Invoking that right is usually done to avoid answering specific questions as it protects a person from being “compelled in any criminal case to be a witness against himself.” While taking the Fifth can have negative implications depending on the circumstance, the US Supreme Court has long regarded the right against self-incrimination as a venerable part of the Constitution and tried to ensure that a witness’ silence not be equated with guilt.
John Eastman, a conservative lawyer who helped craft a questionable legal theory that then-Vice President Mike Pence had the constitutional authority to interrupt the certification of the 2020 presidential election results, signaled ahead of his meeting with the committee on Thursday that he would be taking the Fifth Amendment. A source familiar with the meeting did not offer any details about his deposition or whether Eastman did plead the Fifth.
In addition to Eastman, former Department of Justice official Jeffrey Clark, who is a central figure in the run-up to the riot and is accused of attempting to use Justice Department authority to overturn the election, and Roger Stone, a longtime Republican operative and Trump ally, have all told the committee they will not cooperate and will plead the Fifth Amendment. The committee was ready to move forward with holding Clark in contempt but is giving him another chance to testify as he says he plans to plead the Fifth.
“I don’t think there’s any question that there’s some coordination among those who’ve been subpoenaed as an effort to obstruct the investigation,” Schiff said. “But we, you know, we are determined to press forward and overcome whatever obstacles are thrown our way.”

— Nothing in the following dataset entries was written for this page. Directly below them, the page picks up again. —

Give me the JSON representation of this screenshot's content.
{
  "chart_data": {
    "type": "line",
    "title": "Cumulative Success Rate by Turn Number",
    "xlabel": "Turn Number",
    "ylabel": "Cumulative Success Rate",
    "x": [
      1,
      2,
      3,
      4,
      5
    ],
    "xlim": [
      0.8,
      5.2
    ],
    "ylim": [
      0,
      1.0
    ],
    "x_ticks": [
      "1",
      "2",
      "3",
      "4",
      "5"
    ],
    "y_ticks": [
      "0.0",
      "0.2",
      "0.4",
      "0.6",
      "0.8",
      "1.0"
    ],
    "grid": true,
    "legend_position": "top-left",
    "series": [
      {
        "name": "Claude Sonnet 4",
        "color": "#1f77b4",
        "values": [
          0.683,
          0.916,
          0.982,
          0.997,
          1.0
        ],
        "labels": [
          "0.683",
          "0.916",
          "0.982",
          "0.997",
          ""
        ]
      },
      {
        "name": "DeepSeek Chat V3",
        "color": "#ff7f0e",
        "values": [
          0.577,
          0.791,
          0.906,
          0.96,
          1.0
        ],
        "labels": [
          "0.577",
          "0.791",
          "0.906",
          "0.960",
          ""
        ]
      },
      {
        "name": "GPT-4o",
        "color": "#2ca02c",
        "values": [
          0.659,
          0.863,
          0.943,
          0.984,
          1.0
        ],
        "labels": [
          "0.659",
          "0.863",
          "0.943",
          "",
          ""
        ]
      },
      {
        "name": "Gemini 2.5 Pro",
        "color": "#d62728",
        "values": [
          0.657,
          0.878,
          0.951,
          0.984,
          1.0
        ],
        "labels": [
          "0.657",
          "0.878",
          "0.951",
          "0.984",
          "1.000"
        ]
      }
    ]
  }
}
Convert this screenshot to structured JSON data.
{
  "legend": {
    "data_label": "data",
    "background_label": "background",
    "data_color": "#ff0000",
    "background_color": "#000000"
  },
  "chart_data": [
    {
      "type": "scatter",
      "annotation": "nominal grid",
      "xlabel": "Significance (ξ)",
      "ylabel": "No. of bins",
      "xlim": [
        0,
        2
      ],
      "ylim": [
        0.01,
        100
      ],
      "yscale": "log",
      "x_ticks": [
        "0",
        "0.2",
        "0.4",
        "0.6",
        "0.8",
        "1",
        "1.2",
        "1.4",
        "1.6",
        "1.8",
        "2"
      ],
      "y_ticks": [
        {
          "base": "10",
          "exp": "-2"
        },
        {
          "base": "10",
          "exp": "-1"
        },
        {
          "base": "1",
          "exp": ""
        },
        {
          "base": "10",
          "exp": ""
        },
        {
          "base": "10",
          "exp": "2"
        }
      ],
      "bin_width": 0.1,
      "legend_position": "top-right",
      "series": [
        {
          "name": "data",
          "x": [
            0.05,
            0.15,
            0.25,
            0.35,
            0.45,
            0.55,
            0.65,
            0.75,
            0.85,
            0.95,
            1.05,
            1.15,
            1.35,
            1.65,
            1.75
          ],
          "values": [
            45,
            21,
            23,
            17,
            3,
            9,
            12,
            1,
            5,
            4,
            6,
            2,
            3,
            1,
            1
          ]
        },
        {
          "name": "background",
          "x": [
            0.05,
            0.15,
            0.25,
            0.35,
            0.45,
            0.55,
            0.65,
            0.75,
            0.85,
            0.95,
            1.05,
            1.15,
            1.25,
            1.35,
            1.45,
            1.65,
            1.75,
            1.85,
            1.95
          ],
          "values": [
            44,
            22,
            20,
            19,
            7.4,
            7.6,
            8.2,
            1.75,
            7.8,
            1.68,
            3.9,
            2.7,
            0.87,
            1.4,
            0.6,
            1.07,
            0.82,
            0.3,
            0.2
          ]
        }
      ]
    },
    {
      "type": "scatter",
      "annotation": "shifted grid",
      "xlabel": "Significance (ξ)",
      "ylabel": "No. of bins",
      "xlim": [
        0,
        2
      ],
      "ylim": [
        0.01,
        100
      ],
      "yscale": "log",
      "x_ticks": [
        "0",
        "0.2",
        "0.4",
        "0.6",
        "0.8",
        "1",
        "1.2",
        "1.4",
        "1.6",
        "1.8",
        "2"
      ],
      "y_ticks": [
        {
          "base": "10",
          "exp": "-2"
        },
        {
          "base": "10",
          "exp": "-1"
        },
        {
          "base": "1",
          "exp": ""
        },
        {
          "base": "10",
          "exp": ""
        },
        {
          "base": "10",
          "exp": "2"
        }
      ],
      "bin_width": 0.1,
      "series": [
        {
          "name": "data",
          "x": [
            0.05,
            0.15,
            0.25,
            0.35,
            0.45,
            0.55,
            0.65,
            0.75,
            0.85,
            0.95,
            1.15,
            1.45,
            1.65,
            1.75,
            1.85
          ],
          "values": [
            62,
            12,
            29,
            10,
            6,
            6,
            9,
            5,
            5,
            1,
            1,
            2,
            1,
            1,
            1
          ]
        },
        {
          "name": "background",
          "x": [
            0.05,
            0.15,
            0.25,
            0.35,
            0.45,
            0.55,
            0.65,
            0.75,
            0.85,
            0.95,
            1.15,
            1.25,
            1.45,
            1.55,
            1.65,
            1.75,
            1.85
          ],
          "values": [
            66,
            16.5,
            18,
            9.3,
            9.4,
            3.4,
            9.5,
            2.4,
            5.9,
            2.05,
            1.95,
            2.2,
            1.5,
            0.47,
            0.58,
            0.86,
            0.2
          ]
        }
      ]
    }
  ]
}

With Clark, Eastman and Stone expected to invoke these protections against self-incrimination, it’s unclear how much information the committee will receive from them or if it will be satisfied with their level of participation.
If they are answering the committee’s questions in their depositions by pleading the Fifth, the panel will likely have to stop the process there. But if they continue to stonewall the committee, and invoke the Fifth Amendment in ways the committee deems illegitimate, the panel will likely proceed with holding them in criminal contempt.
“If they’re asserting the fifth merely to cater to the President’s whims or cover up for the President, that is not a proper use of the privilege. But we will have to do our best to divine whether they’re properly invoking the fifth or using it as a stratagem to keep information,” Schiff said.
“Every American can do it,” Thompson told CNN, noting the constitutional right. “So, we’ll just have to see what happens.”
As Raskin points out, the committee has the option to grant individuals who plead the Fifth “use immunity,” which means that the panel guarantees them their testimony will not be used against them in a prosecution.
“At that point, they have to testify and if they don’t, they are guilty of contempt,” Raskin said.
“This is a system of due process. You know, we don’t have a system based on inquisition,” he added. “Even people who are violating the law enjoy their rights under constitutional due process.”
Still, members believe the fraction of individuals choosing this route is small and is offset by how many subpoenaed individuals are cooperating.
“There’s so many,” Aguilar said of the people who continue to talk. “For everyone who may not want to talk to us, there were dozens and a lot of connections that we continue to make in the investigation.”